Bunca baskıdan farkında değildir ya Sultan Hamit, yolun sonudur artık …
Tarih hep tekerrür ediyor. Şimdi de AKP için yolun sonu ve farkında değiller…
KOLTUK DEĞNEKLERİ
Türkiye senaryosu - Resim : 4
Devlet Bey ile Kemal Bey’in, Ekmeleddin İhsanoğlu üzerinde uzlaşarak milletin zihninin ve umutlarını iğfal ettiğinin üzerinden tam 3 yıl geçti.
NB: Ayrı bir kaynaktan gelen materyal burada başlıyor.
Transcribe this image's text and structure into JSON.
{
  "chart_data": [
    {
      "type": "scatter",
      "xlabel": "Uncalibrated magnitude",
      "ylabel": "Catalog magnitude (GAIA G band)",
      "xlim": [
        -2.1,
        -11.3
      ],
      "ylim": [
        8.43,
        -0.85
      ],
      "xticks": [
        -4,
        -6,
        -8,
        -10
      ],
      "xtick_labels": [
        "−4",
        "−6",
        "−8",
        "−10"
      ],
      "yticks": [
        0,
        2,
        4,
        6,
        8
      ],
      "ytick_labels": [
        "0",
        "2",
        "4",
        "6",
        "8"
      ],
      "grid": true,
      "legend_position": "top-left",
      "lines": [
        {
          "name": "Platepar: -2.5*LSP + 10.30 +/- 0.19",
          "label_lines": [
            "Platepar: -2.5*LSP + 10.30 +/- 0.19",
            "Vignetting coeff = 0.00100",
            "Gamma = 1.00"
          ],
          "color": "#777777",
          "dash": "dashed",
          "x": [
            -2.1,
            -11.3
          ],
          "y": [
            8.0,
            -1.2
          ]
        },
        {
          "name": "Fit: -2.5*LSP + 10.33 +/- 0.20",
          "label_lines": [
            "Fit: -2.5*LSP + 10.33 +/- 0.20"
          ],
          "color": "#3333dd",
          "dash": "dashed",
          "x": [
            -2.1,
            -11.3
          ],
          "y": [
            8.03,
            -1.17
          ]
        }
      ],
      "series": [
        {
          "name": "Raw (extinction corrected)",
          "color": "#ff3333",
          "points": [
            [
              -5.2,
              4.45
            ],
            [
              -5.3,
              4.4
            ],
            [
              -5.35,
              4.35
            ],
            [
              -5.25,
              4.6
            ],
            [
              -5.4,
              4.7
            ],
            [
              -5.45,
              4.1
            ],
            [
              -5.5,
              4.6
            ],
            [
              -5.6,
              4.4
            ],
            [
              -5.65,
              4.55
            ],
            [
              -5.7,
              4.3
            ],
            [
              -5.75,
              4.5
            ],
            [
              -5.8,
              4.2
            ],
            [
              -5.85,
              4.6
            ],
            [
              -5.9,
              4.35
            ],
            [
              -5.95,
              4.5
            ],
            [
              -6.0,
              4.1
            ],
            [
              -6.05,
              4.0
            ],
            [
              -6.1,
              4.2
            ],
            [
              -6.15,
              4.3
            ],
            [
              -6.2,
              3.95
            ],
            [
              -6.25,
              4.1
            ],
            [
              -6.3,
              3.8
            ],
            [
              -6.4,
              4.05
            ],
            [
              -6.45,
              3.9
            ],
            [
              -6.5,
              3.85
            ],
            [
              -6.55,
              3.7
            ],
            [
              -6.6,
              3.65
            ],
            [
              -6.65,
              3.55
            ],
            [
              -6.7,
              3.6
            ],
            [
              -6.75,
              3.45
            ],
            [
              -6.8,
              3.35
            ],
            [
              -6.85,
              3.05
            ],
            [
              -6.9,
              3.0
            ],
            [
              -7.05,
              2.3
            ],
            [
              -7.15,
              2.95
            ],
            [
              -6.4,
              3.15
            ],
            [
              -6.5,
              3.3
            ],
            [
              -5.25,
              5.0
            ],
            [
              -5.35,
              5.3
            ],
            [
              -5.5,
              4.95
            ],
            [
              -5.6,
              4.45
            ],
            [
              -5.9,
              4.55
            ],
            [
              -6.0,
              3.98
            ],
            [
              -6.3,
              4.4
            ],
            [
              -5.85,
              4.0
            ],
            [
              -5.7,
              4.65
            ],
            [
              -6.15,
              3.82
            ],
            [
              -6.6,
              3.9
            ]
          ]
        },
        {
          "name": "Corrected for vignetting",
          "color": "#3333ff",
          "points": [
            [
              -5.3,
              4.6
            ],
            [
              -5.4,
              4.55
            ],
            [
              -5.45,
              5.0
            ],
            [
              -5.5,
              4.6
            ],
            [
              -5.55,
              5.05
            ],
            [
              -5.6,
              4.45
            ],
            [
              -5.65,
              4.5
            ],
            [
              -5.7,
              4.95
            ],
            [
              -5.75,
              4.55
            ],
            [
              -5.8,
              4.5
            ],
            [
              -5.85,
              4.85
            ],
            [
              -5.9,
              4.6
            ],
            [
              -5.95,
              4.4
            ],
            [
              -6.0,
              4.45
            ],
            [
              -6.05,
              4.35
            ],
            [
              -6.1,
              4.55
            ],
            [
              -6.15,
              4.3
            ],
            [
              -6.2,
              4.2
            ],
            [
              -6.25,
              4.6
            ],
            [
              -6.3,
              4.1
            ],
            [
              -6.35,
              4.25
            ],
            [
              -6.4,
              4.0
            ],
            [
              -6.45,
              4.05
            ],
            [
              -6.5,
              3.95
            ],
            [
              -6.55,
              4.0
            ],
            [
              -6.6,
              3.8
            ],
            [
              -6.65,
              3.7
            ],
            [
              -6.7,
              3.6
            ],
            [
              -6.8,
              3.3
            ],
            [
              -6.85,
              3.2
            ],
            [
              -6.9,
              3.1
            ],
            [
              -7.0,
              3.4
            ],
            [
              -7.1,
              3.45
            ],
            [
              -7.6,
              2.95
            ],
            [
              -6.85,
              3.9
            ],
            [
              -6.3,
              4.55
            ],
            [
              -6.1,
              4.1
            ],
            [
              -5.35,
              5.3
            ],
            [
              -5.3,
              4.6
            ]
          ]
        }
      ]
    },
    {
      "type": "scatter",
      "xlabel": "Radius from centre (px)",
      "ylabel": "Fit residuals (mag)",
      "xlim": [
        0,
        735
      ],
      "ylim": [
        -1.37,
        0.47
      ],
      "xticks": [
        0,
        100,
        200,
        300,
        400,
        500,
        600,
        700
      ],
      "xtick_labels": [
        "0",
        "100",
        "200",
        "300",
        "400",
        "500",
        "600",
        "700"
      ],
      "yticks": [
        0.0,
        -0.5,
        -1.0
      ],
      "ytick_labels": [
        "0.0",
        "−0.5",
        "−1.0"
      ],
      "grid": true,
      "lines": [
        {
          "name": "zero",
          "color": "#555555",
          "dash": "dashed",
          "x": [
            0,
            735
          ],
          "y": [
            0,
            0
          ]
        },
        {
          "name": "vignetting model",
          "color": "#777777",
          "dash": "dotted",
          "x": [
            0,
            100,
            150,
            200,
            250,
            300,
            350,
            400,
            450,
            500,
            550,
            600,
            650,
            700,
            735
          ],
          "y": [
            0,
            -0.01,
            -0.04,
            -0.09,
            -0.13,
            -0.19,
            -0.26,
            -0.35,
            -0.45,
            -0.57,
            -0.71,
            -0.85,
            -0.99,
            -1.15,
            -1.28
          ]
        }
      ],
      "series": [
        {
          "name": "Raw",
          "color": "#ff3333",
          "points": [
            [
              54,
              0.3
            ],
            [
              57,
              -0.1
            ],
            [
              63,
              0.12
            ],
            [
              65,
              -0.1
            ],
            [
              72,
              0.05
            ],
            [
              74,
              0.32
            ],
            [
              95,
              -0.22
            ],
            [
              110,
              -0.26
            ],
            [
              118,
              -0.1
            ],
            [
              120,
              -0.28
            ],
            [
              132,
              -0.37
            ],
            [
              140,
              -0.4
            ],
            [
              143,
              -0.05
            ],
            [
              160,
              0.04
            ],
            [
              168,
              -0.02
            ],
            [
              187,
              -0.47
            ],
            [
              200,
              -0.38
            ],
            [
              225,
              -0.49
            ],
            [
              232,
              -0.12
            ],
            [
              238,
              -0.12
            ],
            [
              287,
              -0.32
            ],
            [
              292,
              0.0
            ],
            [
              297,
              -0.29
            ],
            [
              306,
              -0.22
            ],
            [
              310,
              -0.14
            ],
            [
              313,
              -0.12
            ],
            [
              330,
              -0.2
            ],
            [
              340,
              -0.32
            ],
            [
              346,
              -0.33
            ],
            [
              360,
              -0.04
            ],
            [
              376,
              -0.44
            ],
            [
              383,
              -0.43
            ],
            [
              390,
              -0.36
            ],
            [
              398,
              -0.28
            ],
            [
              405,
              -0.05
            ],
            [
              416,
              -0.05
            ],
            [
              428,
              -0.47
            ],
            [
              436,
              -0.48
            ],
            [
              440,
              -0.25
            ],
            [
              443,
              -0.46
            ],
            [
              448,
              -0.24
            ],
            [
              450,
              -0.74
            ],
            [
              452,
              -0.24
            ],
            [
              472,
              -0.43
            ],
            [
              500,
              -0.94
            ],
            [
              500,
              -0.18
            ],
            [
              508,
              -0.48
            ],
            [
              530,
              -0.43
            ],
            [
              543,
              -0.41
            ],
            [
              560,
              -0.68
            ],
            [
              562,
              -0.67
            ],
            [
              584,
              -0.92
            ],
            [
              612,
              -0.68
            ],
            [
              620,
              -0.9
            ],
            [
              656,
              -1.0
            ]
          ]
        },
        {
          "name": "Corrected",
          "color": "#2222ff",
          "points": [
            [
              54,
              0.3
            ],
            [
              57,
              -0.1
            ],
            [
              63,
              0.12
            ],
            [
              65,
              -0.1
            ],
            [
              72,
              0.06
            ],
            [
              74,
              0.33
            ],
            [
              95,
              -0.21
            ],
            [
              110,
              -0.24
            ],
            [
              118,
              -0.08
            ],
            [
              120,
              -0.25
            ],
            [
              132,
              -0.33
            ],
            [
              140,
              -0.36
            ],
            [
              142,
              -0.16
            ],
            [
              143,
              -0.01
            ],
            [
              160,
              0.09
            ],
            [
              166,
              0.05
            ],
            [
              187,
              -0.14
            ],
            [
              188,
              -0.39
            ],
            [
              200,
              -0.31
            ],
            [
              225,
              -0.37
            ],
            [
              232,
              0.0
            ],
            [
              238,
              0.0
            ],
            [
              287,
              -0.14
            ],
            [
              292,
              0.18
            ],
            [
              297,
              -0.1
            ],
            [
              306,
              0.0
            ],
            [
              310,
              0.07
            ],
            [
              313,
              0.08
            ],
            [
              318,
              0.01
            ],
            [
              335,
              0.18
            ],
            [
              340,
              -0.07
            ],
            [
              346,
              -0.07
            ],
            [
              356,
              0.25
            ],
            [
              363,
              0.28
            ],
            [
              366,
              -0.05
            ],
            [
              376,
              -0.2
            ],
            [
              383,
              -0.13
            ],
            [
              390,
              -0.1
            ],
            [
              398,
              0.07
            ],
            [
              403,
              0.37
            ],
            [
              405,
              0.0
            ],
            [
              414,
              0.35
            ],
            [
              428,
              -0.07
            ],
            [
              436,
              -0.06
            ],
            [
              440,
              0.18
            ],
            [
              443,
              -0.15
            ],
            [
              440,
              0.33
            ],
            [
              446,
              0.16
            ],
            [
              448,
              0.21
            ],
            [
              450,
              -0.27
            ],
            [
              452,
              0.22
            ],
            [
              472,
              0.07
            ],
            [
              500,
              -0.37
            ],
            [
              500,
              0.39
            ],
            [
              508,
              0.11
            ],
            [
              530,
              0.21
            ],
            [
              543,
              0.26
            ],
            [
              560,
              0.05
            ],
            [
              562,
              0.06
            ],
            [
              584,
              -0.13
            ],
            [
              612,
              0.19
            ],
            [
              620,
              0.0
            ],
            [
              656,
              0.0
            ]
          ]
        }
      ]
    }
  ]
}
Ve zamanında aklı başında bütün vatanseverlerin üstünü başını yırta yırta anlattığı bir gerçek FETÖ sanıkları tarafından da doğrulandı.
Feto da onu desteklemiş…
Hiç unutmuyorum Bahçeli bir kağıda çizdiği o kargacık burgacık üçgenden sonra bu ismi öneren Kılıçdaroğlu’na binbir temenna ile teşekkür ediyor ve “Türkiye’de çok değerli şahsiyetler bulunmakla beraber değerli bir ismi önermesi bizi memnun etmiştir” diyordu.
Memnun olmalıydı, o olmasa bugün kendisi de olmayacaktı, Kılıçdaroğlu da bu referandum da… Türk milletinin % 38.44 oyunu çaresizliğinden yararlanarak hortumlayıp ortadan kaybolacak bir adam yerine, muhalefeti bir cephede toplayacak bir adamı bu nedenle aday göstermediler.
O ikisine sormayacağım… Da… Sırf parti kararı diye iradelerini bir kenara koyarak o herife oy vermek için sandığa giden ve boykot için bir türlü ikna edemediklerimize soracağım: Vicdanınız rahat mı şimdi?